英ハンプシャー州のラジオ局「スリーピーヘッド・ラジオ」が期間限定で提供する24時間放送では、庭の水の音や海の波音も流すという。

しかし、睡眠を専門とするある病院コンサルタントは、赤ちゃんを眠らせるのにラジオ放送に頼るのは望ましくないと警告した。赤ちゃんの眠りを妨げているのは、さまざまな健康問題が原因かもしれないからだという。

今回始まった放送は、アナウンサーのサム・オークリーさんが、自分の息子をリラックスさせるため洗濯物の乾燥機の音を聞かせた経験をほかの人にも共有したいと思ったことがきっかけに、開発が進んだ。

リラックスできるオアシス

オークリーさんは、現在13歳の息子、ジョージ君が赤ちゃんだったころ、乾燥機を回し始めると5分以内にむずかるのを止め、寝付いたと話す。

オークリーさんと夫は、掃除機の音や皿洗い機の「やさしい鼓動」など、家の中の様々な音を録音してみたという。夫妻はその後、録音をオンラインで販売するようになった。

オークリーさんは、今回のラジオ放送が「新しく親になった人々がリラックスできるオアシスになる」のを期待している、と語った。

サザンプトン小児科病院で睡眠医学のコンサルタントを務めるサザンプトン大学のキャシー・ヒル准教授は、ずっと聞こえているホワイトノイズが、馴染んだ環境を作り出し、眠りを邪魔するほかの雑音もかき消すため、赤ちゃんを落ち着かせるのかもしれないと指摘した。

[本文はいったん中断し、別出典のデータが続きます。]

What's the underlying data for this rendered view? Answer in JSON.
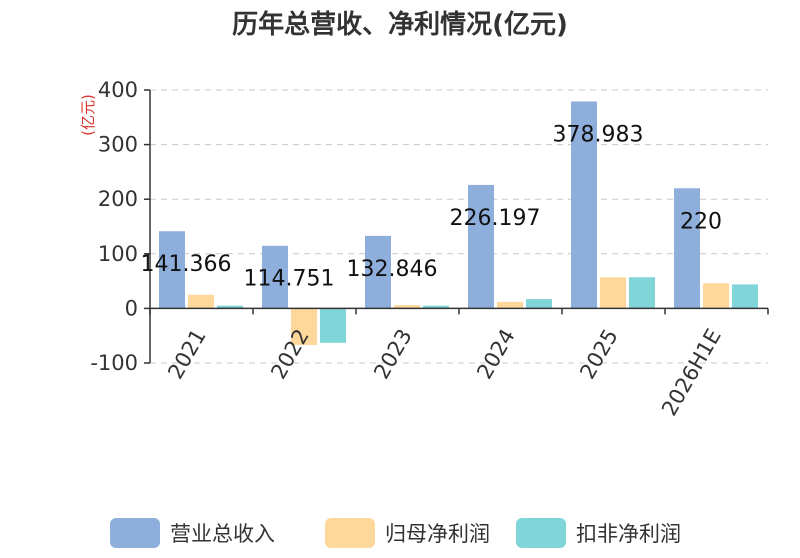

しかしヒル准教授は、「普通の健康な赤ちゃんであれば、必要ないはずだ。私のクリニックでは、(赤ちゃんが寝付かない)問題を理解しないうちに、解決法を適用することは絶対ない」と語った。「赤ちゃんが眠れないとすれば、睡眠時無呼吸か、ほかのありとあらゆる理由が考えられる」。

今回の放送は、ポーツマス地域で実施する小規模デジタル・サービスの試験運用の一環として、数週間放送を行う予定だ。